Ridge Road can rest its case. The middle school’s Mock Trial team is officially tops in the state.

The team won the 2013 state championship Jan. 11 in Cary, topping 29 other schools and taking home two individual awards as well: Seventh-grader Mackenzie Hall was named most effective attorney, and seventh-grader Jayla Joyner was chosen most effective witness.

Schools get a “case,” based on a real court case (with names and some key details changed), to study at the beginning of the season. Students and coaches are given the indictment, scientific evidence, affidavits from witnesses, autopsies and the like, then construct a courtroom-style presentation from the standpoint of both the prosecution and the defense. In competition, a school’s prosecution goes up against another school’s defense, and vice versa. Attorneys score student performances and declare winners; the competition is sponsored by the N.C. Bar Association.
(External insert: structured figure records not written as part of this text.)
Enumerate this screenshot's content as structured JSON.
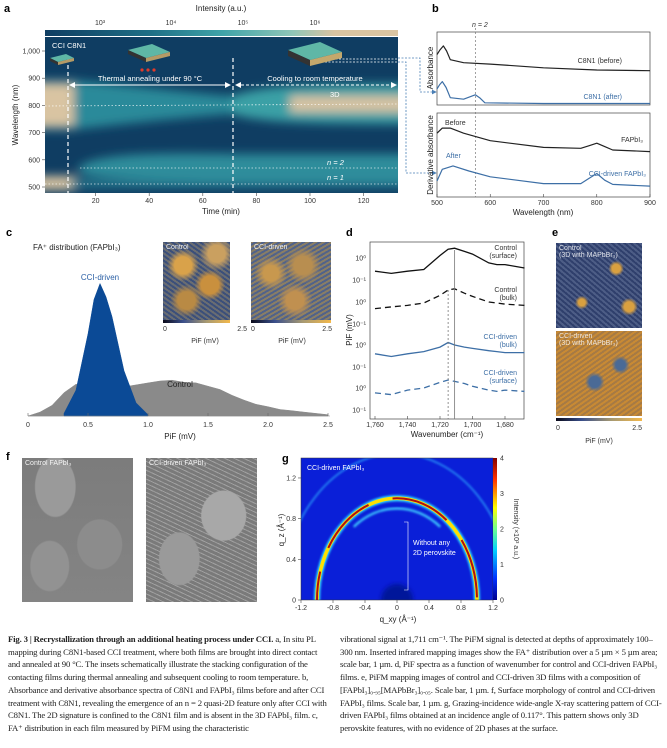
{
  "panels": {
    "a": {
      "label": "a",
      "inset_title": "CCI C8N1",
      "annealing": "Thermal annealing under 90 °C",
      "cooling": "Cooling to room temperature",
      "band_3d": "3D",
      "band_n2": "n = 2",
      "band_n1": "n = 1"
    },
    "b": {
      "label": "b",
      "n2_label": "n = 2",
      "top_ylabel": "Absorbance",
      "bottom_ylabel": "Derivative absorbance",
      "before": "Before",
      "after": "After",
      "c8n1_before": "C8N1 (before)",
      "c8n1_after": "C8N1 (after)",
      "fapbi3": "FAPbI₃",
      "cci_fapbi3": "CCI-driven FAPbI₃"
    },
    "c": {
      "label": "c",
      "title": "FA⁺ distribution (FAPbI₃)",
      "cci": "CCI-driven",
      "control": "Control",
      "inset_control": "Control",
      "inset_cci": "CCI-driven",
      "inset_cbar_min": "0",
      "inset_cbar_max": "2.5",
      "inset_cbar_label": "PiF (mV)"
    },
    "d": {
      "label": "d",
      "control_surface": [
        "Control",
        "(surface)"
      ],
      "control_bulk": [
        "Control",
        "(bulk)"
      ],
      "cci_bulk": [
        "CCI-driven",
        "(bulk)"
      ],
      "cci_surface": [
        "CCI-driven",
        "(surface)"
      ]
    },
    "e": {
      "label": "e",
      "control": [
        "Control",
        "(3D with MAPbBr₃)"
      ],
      "cci": [
        "CCI-driven",
        "(3D with MAPbBr₃)"
      ],
      "cbar_min": "0",
      "cbar_max": "2.5",
      "cbar_label": "PiF (mV)"
    },
    "f": {
      "label": "f",
      "control": "Control FAPbI₃",
      "cci": "CCI-driven FAPbI₃"
    },
    "g": {
      "label": "g",
      "title": "CCI-driven FAPbI₃",
      "annotation": [
        "Without any",
        "2D perovskite"
      ]
    }
  },
  "chart_data": [
    {
      "panel": "a",
      "type": "heatmap",
      "xlabel": "Time (min)",
      "ylabel": "Wavelength (nm)",
      "xlim": [
        0,
        132
      ],
      "ylim": [
        478,
        1050
      ],
      "xticks": [
        20,
        40,
        60,
        80,
        100,
        120
      ],
      "yticks": [
        500,
        600,
        700,
        800,
        900,
        1000
      ],
      "ytick_labels": [
        "500",
        "600",
        "700",
        "800",
        "900",
        "1,000"
      ],
      "colorbar": {
        "label": "Intensity (a.u.)",
        "scale": "log",
        "ticks": [
          "10³",
          "10⁴",
          "10⁵",
          "10⁶"
        ],
        "colors": [
          "#0f3d62",
          "#1f6f86",
          "#3fa3a8",
          "#8fc6b8",
          "#d9c4a2"
        ]
      },
      "events_min": [
        10,
        70
      ],
      "bands_nm": {
        "3D": 805,
        "n = 2": 570,
        "n = 1": 512
      }
    },
    {
      "panel": "b",
      "type": "line",
      "xlabel": "Wavelength (nm)",
      "xlim": [
        500,
        900
      ],
      "xticks": [
        500,
        600,
        700,
        800,
        900
      ],
      "n2_nm": 572,
      "top": [
        {
          "name": "C8N1 (before)",
          "color": "#222222",
          "x": [
            500,
            505,
            512,
            518,
            525,
            550,
            600,
            700,
            800,
            900
          ],
          "y": [
            0.69,
            0.75,
            0.81,
            0.74,
            0.62,
            0.58,
            0.56,
            0.51,
            0.48,
            0.47
          ]
        },
        {
          "name": "C8N1 (after)",
          "color": "#3d6fa6",
          "x": [
            500,
            505,
            510,
            517,
            525,
            550,
            565,
            572,
            580,
            590,
            700,
            900
          ],
          "y": [
            0.22,
            0.28,
            0.32,
            0.24,
            0.1,
            0.08,
            0.12,
            0.14,
            0.1,
            0.03,
            0.02,
            0.02
          ]
        }
      ],
      "bottom": [
        {
          "name": "FAPbI₃",
          "color": "#222222",
          "x": [
            500,
            510,
            525,
            550,
            600,
            700,
            770,
            785,
            800,
            815,
            830,
            900
          ],
          "y": [
            0.76,
            0.82,
            0.82,
            0.76,
            0.67,
            0.59,
            0.58,
            0.61,
            0.64,
            0.6,
            0.56,
            0.54
          ]
        },
        {
          "name": "CCI-driven FAPbI₃",
          "color": "#3d6fa6",
          "x": [
            500,
            510,
            530,
            560,
            600,
            700,
            770,
            785,
            800,
            815,
            830,
            900
          ],
          "y": [
            0.19,
            0.33,
            0.37,
            0.31,
            0.24,
            0.16,
            0.16,
            0.22,
            0.28,
            0.2,
            0.15,
            0.13
          ]
        }
      ]
    },
    {
      "panel": "c",
      "type": "area",
      "xlabel": "PiF (mV)",
      "xlim": [
        0,
        2.6
      ],
      "xticks": [
        "0",
        "0.5",
        "1.0",
        "1.5",
        "2.0",
        "2.5"
      ],
      "series": [
        {
          "name": "Control",
          "color": "#8a8a8a",
          "x": [
            0,
            0.1,
            0.2,
            0.3,
            0.4,
            0.5,
            0.6,
            0.7,
            0.8,
            0.9,
            1.0,
            1.1,
            1.2,
            1.3,
            1.4,
            1.5,
            1.6,
            1.7,
            1.8,
            1.9,
            2.0,
            2.1,
            2.2,
            2.3,
            2.4,
            2.5
          ],
          "y": [
            0,
            0.03,
            0.08,
            0.18,
            0.24,
            0.22,
            0.2,
            0.2,
            0.22,
            0.24,
            0.25,
            0.27,
            0.27,
            0.26,
            0.25,
            0.23,
            0.2,
            0.16,
            0.12,
            0.09,
            0.07,
            0.05,
            0.04,
            0.03,
            0.02,
            0.01
          ]
        },
        {
          "name": "CCI-driven",
          "color": "#0b4a96",
          "x": [
            0.3,
            0.4,
            0.5,
            0.55,
            0.6,
            0.65,
            0.7,
            0.8,
            0.9,
            1.0
          ],
          "y": [
            0.02,
            0.2,
            0.62,
            0.9,
            1.0,
            0.92,
            0.75,
            0.35,
            0.1,
            0.01
          ]
        }
      ]
    },
    {
      "panel": "d",
      "type": "line",
      "xlabel": "Wavenumber (cm⁻¹)",
      "ylabel": "PiF (mV)",
      "yscale": "log",
      "xlim": [
        1760,
        1668
      ],
      "xticks": [
        "1,760",
        "1,740",
        "1,720",
        "1,700",
        "1,680"
      ],
      "ytick_labels": [
        "10⁰",
        "10⁻¹"
      ],
      "markers_cm": {
        "solid": 1711,
        "dashed": 1715
      },
      "x": [
        1760,
        1750,
        1740,
        1730,
        1720,
        1715,
        1711,
        1705,
        1700,
        1690,
        1685,
        1680,
        1668
      ],
      "series": [
        {
          "name": "Control (surface)",
          "color": "#111111",
          "dash": false,
          "y": [
            0.25,
            0.2,
            0.25,
            0.3,
            1.3,
            2.5,
            2.8,
            2.0,
            1.5,
            0.6,
            0.5,
            0.5,
            0.35
          ]
        },
        {
          "name": "Control (bulk)",
          "color": "#111111",
          "dash": true,
          "y": [
            0.5,
            0.6,
            0.7,
            0.9,
            2.0,
            3.5,
            4.0,
            2.5,
            1.8,
            1.0,
            0.9,
            0.8,
            0.7
          ]
        },
        {
          "name": "CCI-driven (bulk)",
          "color": "#3d6fa6",
          "dash": false,
          "y": [
            0.4,
            0.3,
            0.4,
            0.5,
            0.8,
            1.3,
            1.0,
            0.8,
            0.7,
            0.55,
            0.5,
            0.45,
            0.45
          ]
        },
        {
          "name": "CCI-driven (surface)",
          "color": "#3d6fa6",
          "dash": true,
          "y": [
            0.6,
            0.5,
            0.8,
            1.0,
            1.8,
            2.3,
            2.0,
            1.6,
            1.2,
            0.8,
            0.7,
            0.8,
            0.7
          ]
        }
      ]
    },
    {
      "panel": "g",
      "type": "heatmap",
      "xlabel": "q_xy (Å⁻¹)",
      "ylabel": "q_z (Å⁻¹)",
      "xlim": [
        -1.2,
        1.2
      ],
      "ylim": [
        0,
        1.4
      ],
      "xticks": [
        "-1.2",
        "-0.8",
        "-0.4",
        "0",
        "0.4",
        "0.8",
        "1.2"
      ],
      "yticks": [
        "0",
        "0.4",
        "0.8",
        "1.2"
      ],
      "colorbar": {
        "label": "Intensity (×10³ a.u.)",
        "ticks": [
          "0",
          "1",
          "2",
          "3",
          "4"
        ]
      },
      "rings_q": [
        {
          "q": 1.0,
          "intensity": 4
        },
        {
          "q": 0.9,
          "intensity": 1.5
        },
        {
          "q": 1.44,
          "intensity": 1
        }
      ]
    }
  ],
  "caption": {
    "bold": "Fig. 3 | Recrystallization through an additional heating process under CCI.",
    "left": " a, In situ PL mapping during C8N1-based CCI treatment, where both films are brought into direct contact and annealed at 90 °C. The insets schematically illustrate the stacking configuration of the contacting films during thermal annealing and subsequent cooling to room temperature. b, Absorbance and derivative absorbance spectra of C8N1 and FAPbI₃ films before and after CCI treatment with C8N1, revealing the emergence of an n = 2 quasi-2D feature only after CCI with C8N1. The 2D signature is confined to the C8N1 film and is absent in the 3D FAPbI₃ film. c, FA⁺ distribution in each film measured by PiFM using the characteristic",
    "right": "vibrational signal at 1,711 cm⁻¹. The PiFM signal is detected at depths of approximately 100–300 nm. Inserted infrared mapping images show the FA⁺ distribution over a 5 µm × 5 µm area; scale bar, 1 µm. d, PiF spectra as a function of wavenumber for control and CCI-driven FAPbI₃ films. e, PiFM mapping images of control and CCI-driven 3D films with a composition of [FAPbI₃]₀.₉₅[MAPbBr₃]₀.₀₅. Scale bar, 1 µm. f, Surface morphology of control and CCI-driven FAPbI₃ films. Scale bar, 1 µm. g, Grazing-incidence wide-angle X-ray scattering pattern of CCI-driven FAPbI₃ films obtained at an incidence angle of 0.117°. This pattern shows only 3D perovskite features, with no evidence of 2D phases at the surface."
  }
}
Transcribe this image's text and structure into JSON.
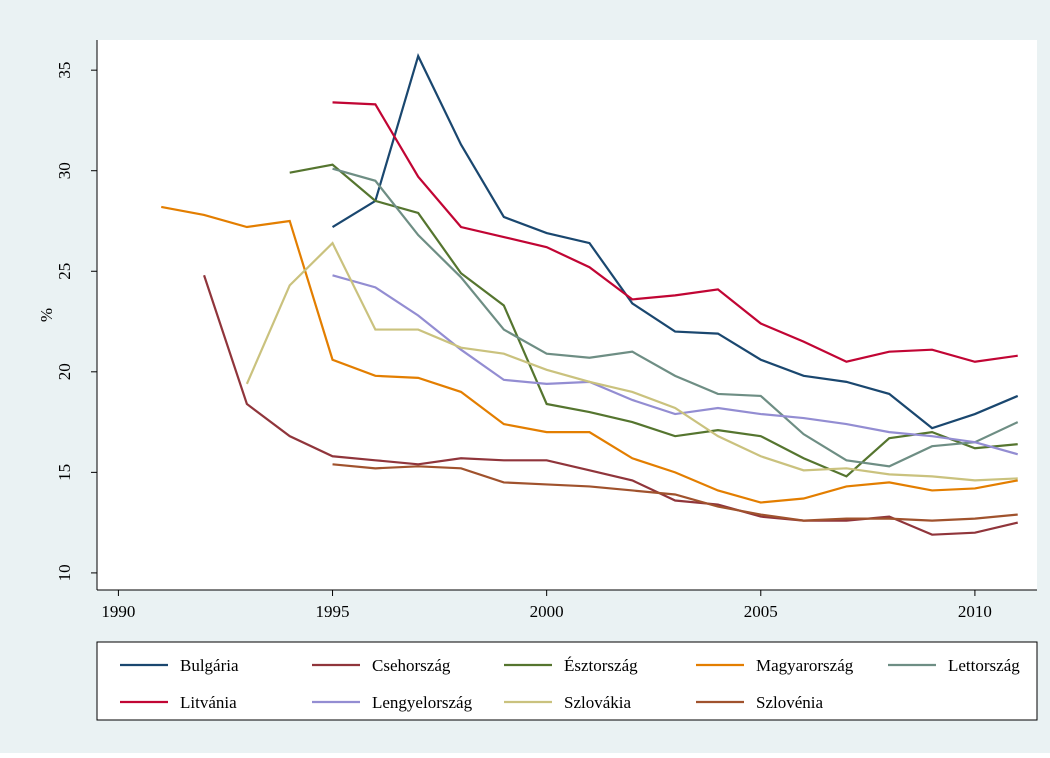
{
  "chart_data": {
    "type": "line",
    "ylabel": "%",
    "x": [
      1991,
      1992,
      1993,
      1994,
      1995,
      1996,
      1997,
      1998,
      1999,
      2000,
      2001,
      2002,
      2003,
      2004,
      2005,
      2006,
      2007,
      2008,
      2009,
      2010,
      2011
    ],
    "xlim": [
      1989.5,
      2011.45
    ],
    "xticks": [
      1990,
      1995,
      2000,
      2005,
      2010
    ],
    "ylim": [
      9.15,
      36.5
    ],
    "yticks": [
      10,
      15,
      20,
      25,
      30,
      35
    ],
    "grid": false,
    "series": [
      {
        "name": "Bulgária",
        "color": "#1a476f",
        "values": [
          null,
          null,
          null,
          null,
          27.2,
          28.5,
          35.7,
          31.3,
          27.7,
          26.9,
          26.4,
          23.4,
          22.0,
          21.9,
          20.6,
          19.8,
          19.5,
          18.9,
          17.2,
          17.9,
          18.8
        ]
      },
      {
        "name": "Csehország",
        "color": "#90353b",
        "values": [
          null,
          24.8,
          18.4,
          16.8,
          15.8,
          15.6,
          15.4,
          15.7,
          15.6,
          15.6,
          15.1,
          14.6,
          13.6,
          13.4,
          12.8,
          12.6,
          12.6,
          12.8,
          11.9,
          12.0,
          12.5
        ]
      },
      {
        "name": "Észtország",
        "color": "#55752f",
        "values": [
          null,
          null,
          null,
          29.9,
          30.3,
          28.5,
          27.9,
          24.9,
          23.3,
          18.4,
          18.0,
          17.5,
          16.8,
          17.1,
          16.8,
          15.7,
          14.8,
          16.7,
          17.0,
          16.2,
          16.4
        ]
      },
      {
        "name": "Magyarország",
        "color": "#e37e00",
        "values": [
          28.2,
          27.8,
          27.2,
          27.5,
          20.6,
          19.8,
          19.7,
          19.0,
          17.4,
          17.0,
          17.0,
          15.7,
          15.0,
          14.1,
          13.5,
          13.7,
          14.3,
          14.5,
          14.1,
          14.2,
          14.6
        ]
      },
      {
        "name": "Lettország",
        "color": "#6e8e84",
        "values": [
          null,
          null,
          null,
          null,
          30.1,
          29.5,
          26.8,
          24.7,
          22.1,
          20.9,
          20.7,
          21.0,
          19.8,
          18.9,
          18.8,
          16.9,
          15.6,
          15.3,
          16.3,
          16.5,
          17.5
        ]
      },
      {
        "name": "Litvánia",
        "color": "#c10534",
        "values": [
          null,
          null,
          null,
          null,
          33.4,
          33.3,
          29.7,
          27.2,
          26.7,
          26.2,
          25.2,
          23.6,
          23.8,
          24.1,
          22.4,
          21.5,
          20.5,
          21.0,
          21.1,
          20.5,
          20.8
        ]
      },
      {
        "name": "Lengyelország",
        "color": "#938dd2",
        "values": [
          null,
          null,
          null,
          null,
          24.8,
          24.2,
          22.8,
          21.1,
          19.6,
          19.4,
          19.5,
          18.6,
          17.9,
          18.2,
          17.9,
          17.7,
          17.4,
          17.0,
          16.8,
          16.5,
          15.9
        ]
      },
      {
        "name": "Szlovákia",
        "color": "#cac27e",
        "values": [
          null,
          null,
          19.4,
          24.3,
          26.4,
          22.1,
          22.1,
          21.2,
          20.9,
          20.1,
          19.5,
          19.0,
          18.2,
          16.8,
          15.8,
          15.1,
          15.2,
          14.9,
          14.8,
          14.6,
          14.7
        ]
      },
      {
        "name": "Szlovénia",
        "color": "#a0522d",
        "values": [
          null,
          null,
          null,
          null,
          15.4,
          15.2,
          15.3,
          15.2,
          14.5,
          14.4,
          14.3,
          14.1,
          13.9,
          13.3,
          12.9,
          12.6,
          12.7,
          12.7,
          12.6,
          12.7,
          12.9
        ]
      }
    ]
  }
}
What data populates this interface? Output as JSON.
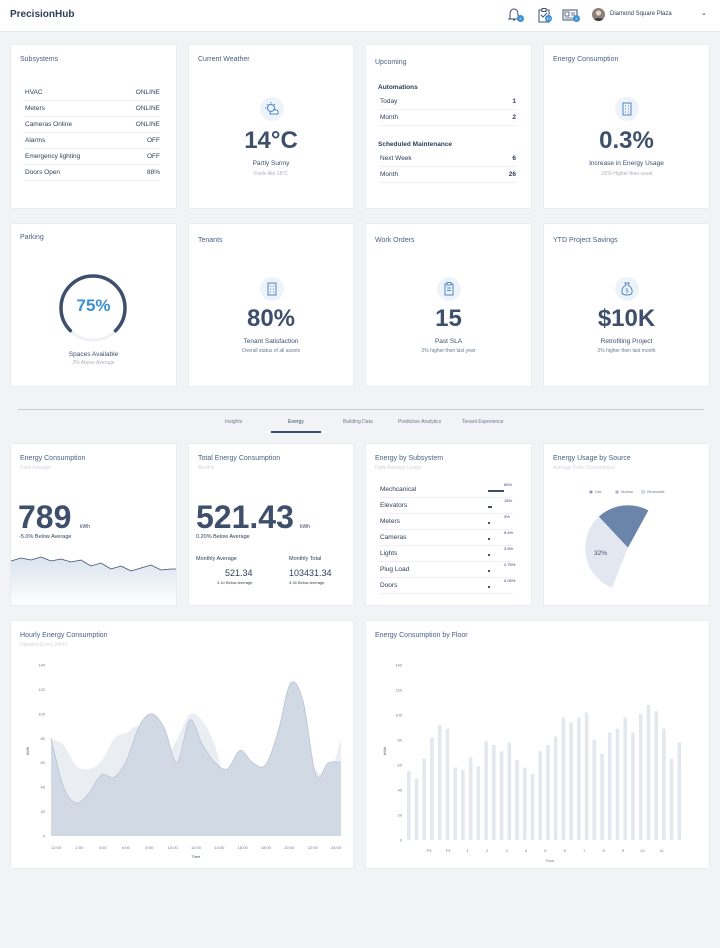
{
  "header": {
    "brand": "PrecisionHub",
    "site": "Diamond Square Plaza",
    "badges": [
      "2",
      "10",
      "2"
    ]
  },
  "subsystems": {
    "title": "Subsystems",
    "items": [
      {
        "k": "HVAC",
        "v": "ONLINE"
      },
      {
        "k": "Meters",
        "v": "ONLINE"
      },
      {
        "k": "Cameras Online",
        "v": "ONLINE"
      },
      {
        "k": "Alarms",
        "v": "OFF"
      },
      {
        "k": "Emergency lighting",
        "v": "OFF"
      },
      {
        "k": "Doors Open",
        "v": "88%"
      }
    ]
  },
  "weather": {
    "title": "Current Weather",
    "temp": "14°C",
    "desc": "Partly Sunny",
    "feels": "Feels like 18°C"
  },
  "upcoming": {
    "title": "Upcoming",
    "auto_title": "Automations",
    "auto": [
      {
        "k": "Today",
        "v": "1"
      },
      {
        "k": "Month",
        "v": "2"
      }
    ],
    "maint_title": "Scheduled Maintenance",
    "maint": [
      {
        "k": "Next Week",
        "v": "6"
      },
      {
        "k": "Month",
        "v": "26"
      }
    ]
  },
  "energy_card": {
    "title": "Energy Consumption",
    "value": "0.3%",
    "desc": "Increase in Energy Usage",
    "sub": ".02% Higher then usual"
  },
  "parking": {
    "title": "Parking",
    "value": "75%",
    "desc": "Spaces Available",
    "sub": "2% Above Average",
    "fraction": 0.75
  },
  "tenants": {
    "title": "Tenants",
    "value": "80%",
    "desc": "Tenant Satisfaction",
    "sub": "Overall status of all assets"
  },
  "workorders": {
    "title": "Work Orders",
    "value": "15",
    "desc": "Past SLA",
    "sub": "2% higher then last year"
  },
  "savings": {
    "title": "YTD Project Savings",
    "value": "$10K",
    "desc": "Retrofiting Project",
    "sub": "2% higher then last month"
  },
  "tabs": [
    "Insights",
    "Energy",
    "Building Data",
    "Predictive Analytics",
    "Tenant Experience"
  ],
  "ec_daily": {
    "title": "Energy Consumption",
    "subtitle": "Daily Average",
    "value": "789",
    "unit": "kWh",
    "below": "-5.0% Below Average"
  },
  "total_ec": {
    "title": "Total Energy Consumption",
    "subtitle": "Monthy",
    "value": "521.43",
    "unit": "kWh",
    "below": "0.20% Below Average",
    "ma_label": "Monthly Average",
    "ma_value": "521.34",
    "ma_sub": "3.10 Below Average",
    "mt_label": "Monthly Total",
    "mt_value": "103431.34",
    "mt_sub": "3.34 Below Average"
  },
  "subsystem": {
    "title": "Energy by Subsystem",
    "subtitle": "Daily Average Usage",
    "items": [
      {
        "name": "Mechcanical",
        "pct": "65%",
        "v": 65
      },
      {
        "name": "Elevators",
        "pct": "15%",
        "v": 15
      },
      {
        "name": "Meters",
        "pct": "3%",
        "v": 3
      },
      {
        "name": "Cameras",
        "pct": "5.4%",
        "v": 5.4
      },
      {
        "name": "Lights",
        "pct": "3.5%",
        "v": 3.5
      },
      {
        "name": "Plug Load",
        "pct": "2.75%",
        "v": 2.75
      },
      {
        "name": "Doors",
        "pct": "0.05%",
        "v": 0.05
      }
    ]
  },
  "source": {
    "title": "Energy Usage by Source",
    "subtitle": "Average Daily Consumption",
    "legend": [
      "Gas",
      "Nuclear",
      "Renewable"
    ],
    "slices": [
      {
        "label": "52%",
        "v": 52,
        "color": "#6b85aa"
      },
      {
        "label": "16%",
        "v": 16,
        "color": "#a4b3c8"
      },
      {
        "label": "32%",
        "v": 32,
        "color": "#e3e7ef"
      }
    ]
  },
  "chart_data": [
    {
      "type": "area",
      "title": "Hourly Energy Consumption",
      "subtitle": "Updated Every 24hrs",
      "xlabel": "Time",
      "ylabel": "kWh",
      "ylim": [
        0,
        140
      ],
      "yticks": [
        "0",
        "20",
        "40",
        "60",
        "80",
        "100",
        "120",
        "140"
      ],
      "xticks": [
        "12:00",
        "2:00",
        "4:00",
        "6:00",
        "8:00",
        "10:00",
        "12:00",
        "14:00",
        "16:00",
        "18:00",
        "20:00",
        "22:00",
        "24:00"
      ],
      "series": [
        {
          "values": [
            80,
            40,
            27,
            35,
            50,
            48,
            62,
            90,
            100,
            88,
            60,
            95,
            75,
            60,
            55,
            70,
            60,
            58,
            85,
            125,
            110,
            50,
            60,
            60
          ]
        },
        {
          "values": [
            80,
            75,
            58,
            55,
            62,
            80,
            85,
            90,
            75,
            65,
            80,
            100,
            95,
            75,
            40,
            30,
            40,
            55,
            75,
            90,
            80,
            55,
            50,
            80
          ]
        }
      ]
    },
    {
      "type": "bar",
      "title": "Energy Consumption by Floor",
      "xlabel": "Floor",
      "ylabel": "kWh",
      "ylim": [
        0,
        140
      ],
      "yticks": [
        "0",
        "20",
        "40",
        "60",
        "80",
        "100",
        "120",
        "140"
      ],
      "xticks": [
        "P3",
        "P1",
        "1",
        "2",
        "3",
        "4",
        "5",
        "6",
        "7",
        "8",
        "9",
        "10",
        "11"
      ],
      "values": [
        55,
        49,
        65,
        82,
        92,
        89,
        58,
        56,
        66,
        59,
        79,
        76,
        71,
        78,
        64,
        58,
        53,
        71,
        76,
        83,
        98,
        94,
        98,
        102,
        80,
        69,
        86,
        89,
        98,
        86,
        101,
        108,
        103,
        89,
        65,
        78
      ]
    }
  ]
}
Kids auditioned at Ridge Road for roles on the 16-member team: four attorneys and three witnesses on each side, plus a bailiff and a timekeeper. Witnesses “testify” in their own words, but must stay within the facts of the affidavits their characters gave. During the presentation, students can construct different interpretations of what happened.

This year’s middle school case dealt with a track athlete who died. The track coach was accused of refusing to let the team get water during practice, leading to the student’s death. Evidence showed – and “the students figured this out before we did!” said coach Katelyn Collishaw – the student was taking a medication known to dehydrate, and hadn’t listed it on his medical form.

Collishaw, one of the team’s three coaches, said student Kendall Dixon was particularly good at finding holes in both sides of the case, while Jayla’s star turn as witness wasn’t surprising: She won the same award last year at the Western regional championship. (There wasn’t a statewide competition last year.) “She played the role of the accused, and she seems to really be able to defend that person but also humanize (the role), so they really feel for her.”

Mackenzie, as top attorney, “is very good on the cross-examination side, making sure she gets what she wants them to say and then sits down. She knows when not to push too hard.”

Ridge Road won the Western regional qualifier in December. The other two coaches are Kevin McKenna and Kendall Hallingse.

McKee Road Elementary also won a state title. The team of about 25 third-graders in Melissa Williams’ literacy class studied the case – about a boy who went to the circus with his family, got too close to an elephant backstage and fell, breaking his arm. (The family sued the circus.) They then wrote a script for a trial and videotaped it in the classroom. Their video won in competition, scoring them a handheld video camera as prize.